Bulgarian Paralympic athlete (born 1991)

Ruzhdi Ruzhdi (Ружди Ружди; born 14 April 1991) is a Bulgarian Paralympian track and field athlete, competing in throwing events: javelin throw, shot put, and discus throw. He is a two-time Olympic Champion and six-time World Champion, and world record holder in Shot Put F55.

==Personal history==
Ruzhdi was born on 14 April 1991 in the small northeastern town of Glodzhevo, Bulgaria. When he was 17, he survived a car crash, but was left paralysed from the waist down.

==Athletics career==
During balneotherapy rehabilitation in Pavel Banya, he met Daniela Todorova and her brother and trainer Radoslav Todorov, who recognised his sports talent.

Ruzhdi first represented Bulgaria on the world stage in London during the 2012 Summer Paralympics. He entered the shot put, javelin and discus throw, but did not medal in any of his events. The following year he travelled to Lyon to compete at the 2015 IPC Athletics World Championships. He entered the same three throwing events as in Beijing and again failed to reach the podium. Ruzhdi first major international success came at the 2014 IPC Athletics European Championships where he won the shot put in the F53/54/55 category with a throw of 11.48 metres.

In October 2015, Ruzhdi won the golden medal in shot put, category F55, at the 2015 IPC Athletics World Championships. His result was 11.81 m, which was a new championship record.

In June 2016, at the IPC Athletics European Championships in Grosseto, Italy, Ruzhdi won golden medal in the discus throwing discipline, category F56, with the result of 39.33 m, which was 9 cm short of the world record that belonged to another Bulgarian Paralympic athlete Mustafa Yuseinov, who won the bronze in the same event with result of 37.24 m.

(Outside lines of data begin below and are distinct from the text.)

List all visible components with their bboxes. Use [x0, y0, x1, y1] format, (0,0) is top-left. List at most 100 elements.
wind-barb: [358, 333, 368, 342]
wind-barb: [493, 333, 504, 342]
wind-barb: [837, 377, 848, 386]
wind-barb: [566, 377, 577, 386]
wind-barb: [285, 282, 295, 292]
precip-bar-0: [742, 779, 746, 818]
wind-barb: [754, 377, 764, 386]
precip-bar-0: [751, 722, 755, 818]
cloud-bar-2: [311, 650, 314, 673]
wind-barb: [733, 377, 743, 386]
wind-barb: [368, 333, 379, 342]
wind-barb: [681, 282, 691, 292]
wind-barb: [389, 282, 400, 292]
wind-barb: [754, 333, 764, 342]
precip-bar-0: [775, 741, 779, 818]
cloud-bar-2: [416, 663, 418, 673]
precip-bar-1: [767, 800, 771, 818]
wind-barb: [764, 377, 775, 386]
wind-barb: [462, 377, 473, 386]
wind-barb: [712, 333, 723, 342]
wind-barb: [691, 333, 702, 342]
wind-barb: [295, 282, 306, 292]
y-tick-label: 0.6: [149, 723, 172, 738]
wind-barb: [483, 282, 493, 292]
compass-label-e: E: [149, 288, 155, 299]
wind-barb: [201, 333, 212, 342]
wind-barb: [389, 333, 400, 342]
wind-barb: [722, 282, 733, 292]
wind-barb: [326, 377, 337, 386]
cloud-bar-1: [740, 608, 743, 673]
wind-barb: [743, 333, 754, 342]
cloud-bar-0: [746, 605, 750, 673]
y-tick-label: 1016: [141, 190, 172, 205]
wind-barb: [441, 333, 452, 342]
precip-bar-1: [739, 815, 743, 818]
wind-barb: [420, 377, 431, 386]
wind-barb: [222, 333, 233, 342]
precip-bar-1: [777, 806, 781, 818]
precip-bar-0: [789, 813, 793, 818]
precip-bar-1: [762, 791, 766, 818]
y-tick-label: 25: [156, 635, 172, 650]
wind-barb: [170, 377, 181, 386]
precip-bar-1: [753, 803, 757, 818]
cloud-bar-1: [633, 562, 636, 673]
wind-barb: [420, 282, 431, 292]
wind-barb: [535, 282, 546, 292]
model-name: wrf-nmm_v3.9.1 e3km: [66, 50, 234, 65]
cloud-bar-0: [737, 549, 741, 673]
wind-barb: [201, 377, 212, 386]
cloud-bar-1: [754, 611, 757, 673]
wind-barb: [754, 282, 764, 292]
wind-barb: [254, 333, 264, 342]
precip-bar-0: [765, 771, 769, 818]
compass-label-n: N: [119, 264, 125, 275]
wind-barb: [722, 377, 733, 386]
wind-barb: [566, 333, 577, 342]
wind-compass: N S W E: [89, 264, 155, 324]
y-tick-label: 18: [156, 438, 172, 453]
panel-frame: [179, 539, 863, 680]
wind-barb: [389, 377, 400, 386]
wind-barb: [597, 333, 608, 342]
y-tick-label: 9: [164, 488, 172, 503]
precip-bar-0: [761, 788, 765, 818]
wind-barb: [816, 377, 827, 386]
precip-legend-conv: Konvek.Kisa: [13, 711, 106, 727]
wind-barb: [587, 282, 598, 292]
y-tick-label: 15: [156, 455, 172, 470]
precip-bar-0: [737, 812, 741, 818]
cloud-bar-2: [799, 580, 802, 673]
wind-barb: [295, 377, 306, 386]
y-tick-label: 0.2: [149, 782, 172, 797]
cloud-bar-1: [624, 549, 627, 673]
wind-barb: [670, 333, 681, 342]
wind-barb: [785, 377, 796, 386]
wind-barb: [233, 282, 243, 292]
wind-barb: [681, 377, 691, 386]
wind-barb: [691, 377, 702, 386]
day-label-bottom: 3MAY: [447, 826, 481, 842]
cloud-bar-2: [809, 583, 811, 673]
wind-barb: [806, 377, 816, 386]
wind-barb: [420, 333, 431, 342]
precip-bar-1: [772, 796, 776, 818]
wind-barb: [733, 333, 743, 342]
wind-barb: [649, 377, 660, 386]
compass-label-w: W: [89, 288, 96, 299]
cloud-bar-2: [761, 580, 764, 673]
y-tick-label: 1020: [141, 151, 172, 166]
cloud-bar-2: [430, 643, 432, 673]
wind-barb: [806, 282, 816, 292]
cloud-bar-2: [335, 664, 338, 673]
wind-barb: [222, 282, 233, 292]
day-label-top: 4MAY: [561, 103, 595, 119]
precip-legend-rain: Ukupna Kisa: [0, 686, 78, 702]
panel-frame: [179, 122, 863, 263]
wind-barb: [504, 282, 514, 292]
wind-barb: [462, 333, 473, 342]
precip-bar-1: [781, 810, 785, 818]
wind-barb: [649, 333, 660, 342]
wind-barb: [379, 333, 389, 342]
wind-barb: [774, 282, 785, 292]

At the same championship, Ruzhdi won his third European golden medal with his result in shot put, 12.04 m, which improved the previous world record held by Martin Němec (11.85 m).

At the Paralympic games in Rio in 2016, Ruzhdi won the golden medal in shot put, category F55, improving his world record from Grosseto to 12.33 m. Ruzhdi achieved this result with his first throw, and in three other attempts his results were better than the previous world record, namely: 12.22 m, 12.19 m, and 12.12 m. In the discus throwing event, Ruzhdi ranked sixth with best result of 38.04 m.